Detrás de la estética de lujo que define a Coachella, hay una historia de trabajo duro y conflictos sociales, como la huelga de la uva del Valle de Coachella de 1965, que fue clave en el movimiento de trabajadores agrícolas en Estados Unidos.
El primer Coachella: éxito crítico, pero un desastre financiero
Cuando el festival debutó el 9 y 10 de octubre de 1999, el cartel era sólido: Beck, Tool, Rage Against the Machine, Morrissey, Underworld y Jurassic 5. El festival fue bien recibido por la crítica, incluso fue nombrado festival del año. Pero financieramente fue un golpe durísimo: Goldenvoice, la empresa organizadora, perdió cerca de 850 mil dólares y quedó al borde del colapso.

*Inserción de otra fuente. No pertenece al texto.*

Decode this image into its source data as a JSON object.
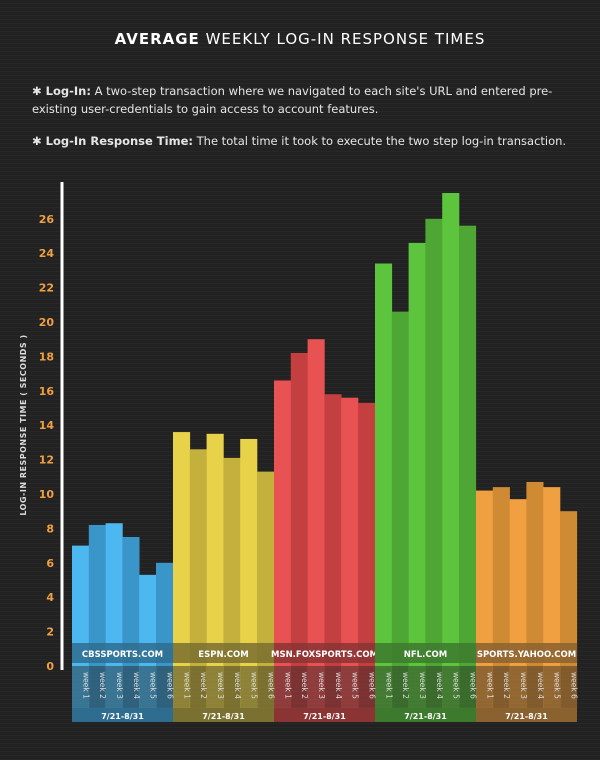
{
  "header": {
    "title_bold": "AVERAGE",
    "title_rest": "WEEKLY LOG-IN RESPONSE TIMES"
  },
  "definitions": [
    {
      "term": "Log-In:",
      "text": "A two-step transaction where we navigated to each site's URL and entered pre-existing user-credentials to gain access to account features."
    },
    {
      "term": "Log-In Response Time:",
      "text": "The total time it took to execute the two step log-in transaction."
    }
  ],
  "chart_data": {
    "type": "bar",
    "title": "AVERAGE WEEKLY LOG-IN RESPONSE TIMES",
    "ylabel": "LOG-IN RESPONSE TIME ( SECONDS )",
    "xlabel": "",
    "ylim": [
      0,
      28
    ],
    "yticks": [
      0,
      2,
      4,
      6,
      8,
      10,
      12,
      14,
      16,
      18,
      20,
      22,
      24,
      26
    ],
    "week_labels": [
      "week 1",
      "week 2",
      "week 3",
      "week 4",
      "week 5",
      "week 6"
    ],
    "date_range": "7/21-8/31",
    "groups": [
      {
        "name": "CBSSPORTS.COM",
        "color": "#4db8f0",
        "light": "#5cc4f8",
        "dark": "#3a95c8",
        "label_bg": "#2f6d90",
        "values": [
          7.0,
          8.2,
          8.3,
          7.5,
          5.3,
          6.0
        ]
      },
      {
        "name": "ESPN.COM",
        "color": "#e8d24a",
        "light": "#f5df58",
        "dark": "#c4b03c",
        "label_bg": "#7a7030",
        "values": [
          13.6,
          12.6,
          13.5,
          12.1,
          13.2,
          11.3
        ]
      },
      {
        "name": "MSN.FOXSPORTS.COM",
        "color": "#e85252",
        "light": "#f25a5a",
        "dark": "#c44040",
        "label_bg": "#8a3434",
        "values": [
          16.6,
          18.2,
          19.0,
          15.8,
          15.6,
          15.3
        ]
      },
      {
        "name": "NFL.COM",
        "color": "#5dc43e",
        "light": "#66d044",
        "dark": "#4ea634",
        "label_bg": "#3d7a2e",
        "values": [
          23.4,
          20.6,
          24.6,
          26.0,
          27.5,
          25.6
        ]
      },
      {
        "name": "SPORTS.YAHOO.COM",
        "color": "#f0a040",
        "light": "#f7aa48",
        "dark": "#cf8a34",
        "label_bg": "#8a6230",
        "values": [
          10.2,
          10.4,
          9.7,
          10.7,
          10.4,
          9.0
        ]
      }
    ]
  }
}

Parte del problema fue el contexto. Apenas meses antes ocurrió Woodstock 1999, recordado por los disturbios, incendios y caos. El público ya no confiaba en los festivales masivos. Entonces los seguros subieron, las ventas bajaron y el riesgo era evidente.
Coachella intentó ser lo opuesto: más ordenado, más limpio, más enfocado en la experiencia, pero en ese momento, esa apuesta no era suficiente.
La reconstrucción lenta
El golpe fue tan fuerte que en el año 2000 no hubo festival. Coachella regresó en 2001, reducido a un solo día, pero no había garantías de éxito.
A partir de ahí, el crecimiento fue gradual. Año con año se consolidó hasta encontrar su identidad. Para 2012, el festival ya se extendía a dos fines de semana. La asistencia se disparó y el modelo comenzó a escalar. Lo que empezó como un evento frágil se convirtió en una maquinaria cultural.
De festival alternativo a ecosistema global
Para 2017, Coachella ya reunía a cerca de 250 mil personas y superaba los 100 millones de dólares en ingresos anuales. El cambio no fue solo de tamaño, sino de naturaleza.
El festival dejó de ser exclusivamente musical para convertirse en un ecosistema con marcas, transmisiones en vivo, experiencias inmersivas, moda y redes sociales. Lo que antes evitaba patrocinios ahora los integra como parte de su naturaleza. Lo que era contracultural ahora es aspiracional. La música sigue siendo relevante, pero Coachella es, en esencia, una paradoja.
Nació como un acto de resistencia contra la industria y terminó siendo uno de sus productos más rentables. Surgió en un valle de trabajadores agrícolas y hoy es símbolo de lujo global. Fue un fracaso económico y ahora es una máquina de ingresos millonarios.